The reason for Augustine’s fleshly struggle was, in his words, being “still firmly tied by woman” (p. 134). To choose God ultimately meant for Augustine to give up sex—to embrace, as he had prayed before, “chastity and continence, but not yet” (p. 145)—but he “hesitated” (p. 134). Slavery is the self-chosen condition: “I sighed after such freedom, but was bound not by an iron imposed by anyone else but by the iron of my own choice. The enemy had a grip on my will and so made a chain for me to hold me a prisoner” (p. 140). Passion is “the consequence of a distorted will,” and the “violence of habit” (p. 141) results from slavery to passion, eventually becoming necessity. The judgment of God is just, for the choice was his own, but similarly there is no self-made escape, for self-chosen habit has become servitude.

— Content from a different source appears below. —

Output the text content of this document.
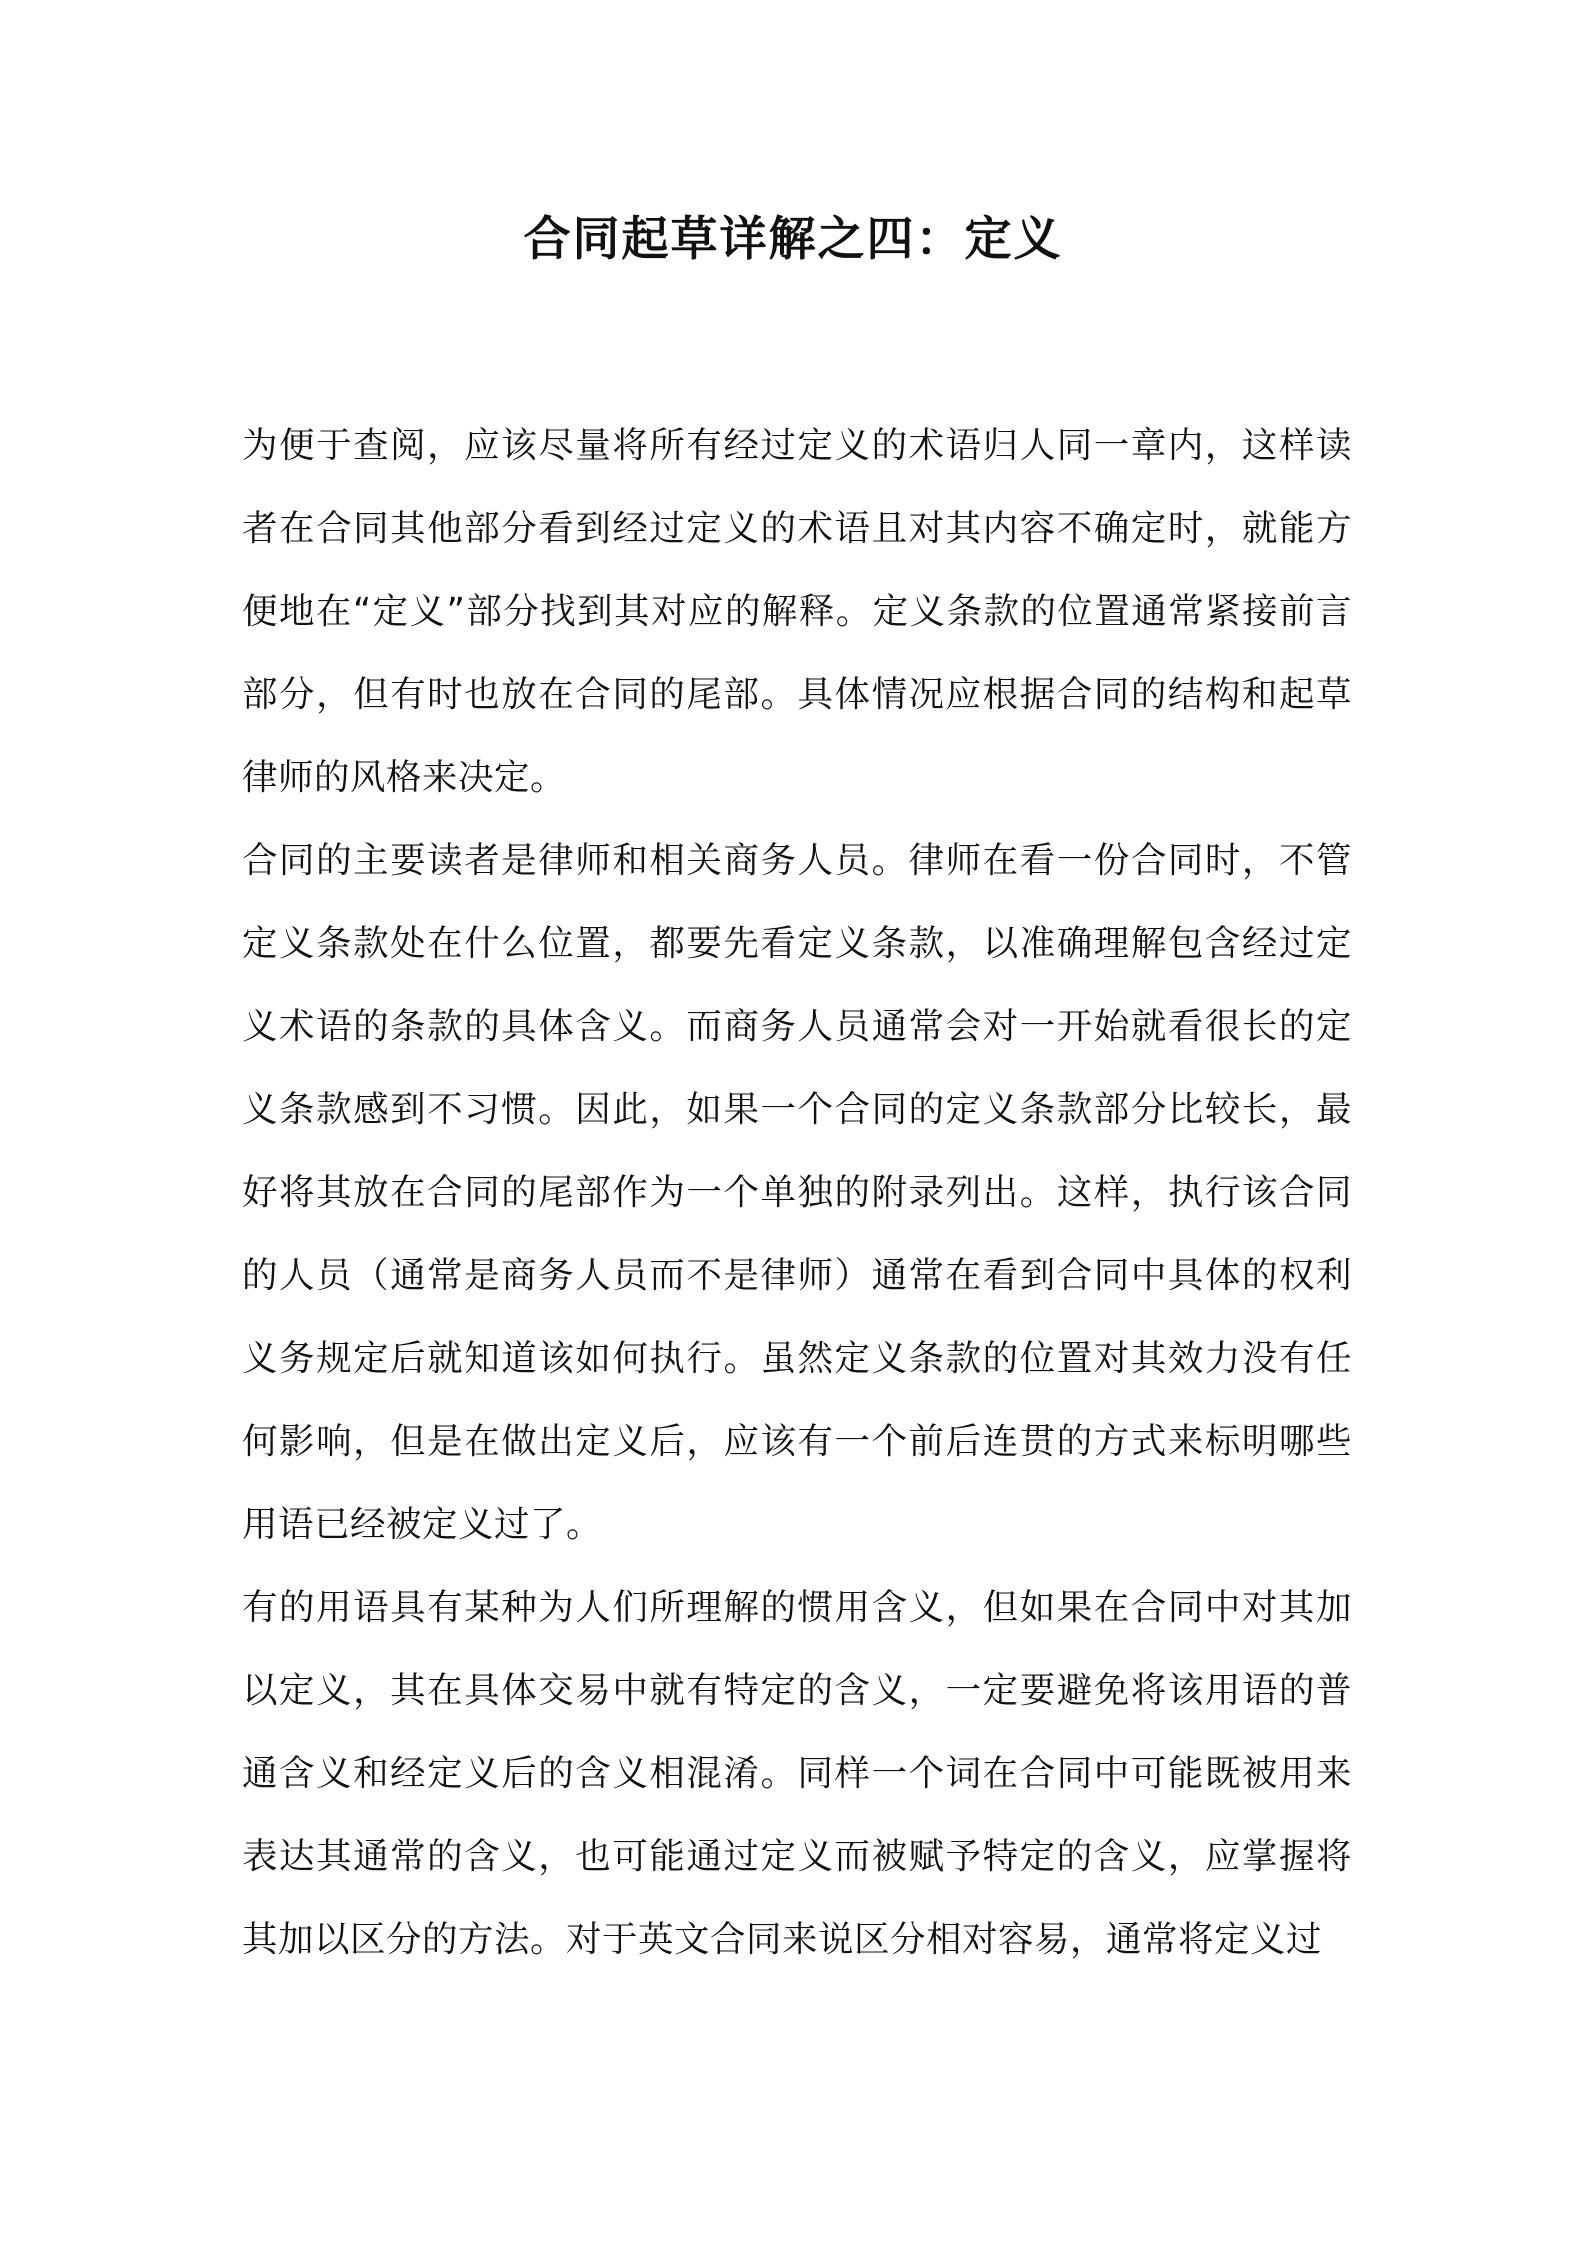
合同起草详解之四：定义

为便于查阅，应该尽量将所有经过定义的术语归人同一章内，这样读者在合同其他部分看到经过定义的术语且对其内容不确定时，就能方便地在“定义”部分找到其对应的解释。定义条款的位置通常紧接前言部分，但有时也放在合同的尾部。具体情况应根据合同的结构和起草律师的风格来决定。

合同的主要读者是律师和相关商务人员。律师在看一份合同时，不管定义条款处在什么位置，都要先看定义条款，以准确理解包含经过定义术语的条款的具体含义。而商务人员通常会对一开始就看很长的定义条款感到不习惯。因此，如果一个合同的定义条款部分比较长，最好将其放在合同的尾部作为一个单独的附录列出。这样，执行该合同的人员（通常是商务人员而不是律师）通常在看到合同中具体的权利义务规定后就知道该如何执行。虽然定义条款的位置对其效力没有任何影响，但是在做出定义后，应该有一个前后连贯的方式来标明哪些用语已经被定义过了。

有的用语具有某种为人们所理解的惯用含义，但如果在合同中对其加以定义，其在具体交易中就有特定的含义，一定要避免将该用语的普通含义和经定义后的含义相混淆。同样一个词在合同中可能既被用来表达其通常的含义，也可能通过定义而被赋予特定的含义，应掌握将其加以区分的方法。对于英文合同来说区分相对容易，通常将定义过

In the midst of the “single soul…wavering between different wills” (p. 149), the Lord “put pressure” on Augustine “with a severe mercy wielding the double whip of fear and shame,” lest he “again succumb” and “relapse into [his] original condition” (p. 150). The only answer, counseled “the dignified and chaste Lady Continence,” was to “[c]ast yourself upon him, do not be afraid. He will not withdraw himself so that you fall. Make the leap without anxiety; he will catch you and heal you” (p. 151). And so, alone in tears in the garden of Milan, beneath a fig tree Augustine obeyed the voice of the child and “put on the Lord Jesus Christ…mak[ing] no provision for the flesh in its lusts” (p. 153; Rom. 13:14). The God of Monica, of the Catholic Church, had in Augustine’s words “converted me to yourself” (p. 153).
Book IX recounts the aftereffects of Augustine’s formal conversion, now the Lord’s servant (p. 155), pierced by the arrow of God’s love (p. 156), granted pardon and remission for sins (p. 157), “trembl[ing] with fear and…burn[ing] with hope” (p. 160), finally no longer loving vanity and seeking after a lie (p. 161: six times in a single paragraph!). If one were only to read Books VIII and IX, they might be taken as “before” and “after” snapshots of Augustine’s conversion. But set in the context of Books I-VII and X-XIII, there is much more to the story! On the one hand, without a doubt the instantaneous changeover from death to life, from pagan to Catholic, is manifest in the liberation of Augustine’s habitual slavery to the distorted will into new and free life in happy service to the Lord Jesus. On the other hand, the re-telling and re-interpretation of his own life story gives the reader new eyes to see how God was always at work in his life—wooing and calling, disciplining and teaching, through as varied of instruments as his mother Monica, his friends from home, the folly of the Manicheans, the philosophy of the pagans, the lure of lust, the deceit of ambition, the rhetoric of Ambrose, the voice of a child.
Thus the Confessions are, quite literally, conversion in long-form. Because God was never absent—indeed, because God in Monica was never absent—conversion began at the beginning. And if later baptism was the actual washing away of sins (p. 157), and if Augustine’s literary works written at Cassiciacum, though in service to the Lord, “still breathe[d] the spirit of the school of pride” (p. 159), then conversion continued into the future as well. The conversion, then, was, as Paul says in Romans 6, from slavery to sin to slavery to righteousness. Only in worship of the true God can worship of the false self be liberated from distortion and death. Only when Augustine refuses reliance on himself, casting himself instead upon the mercies of God (p. 151), are “[a]ll the shadows of doubt…dispelled” (p. 153).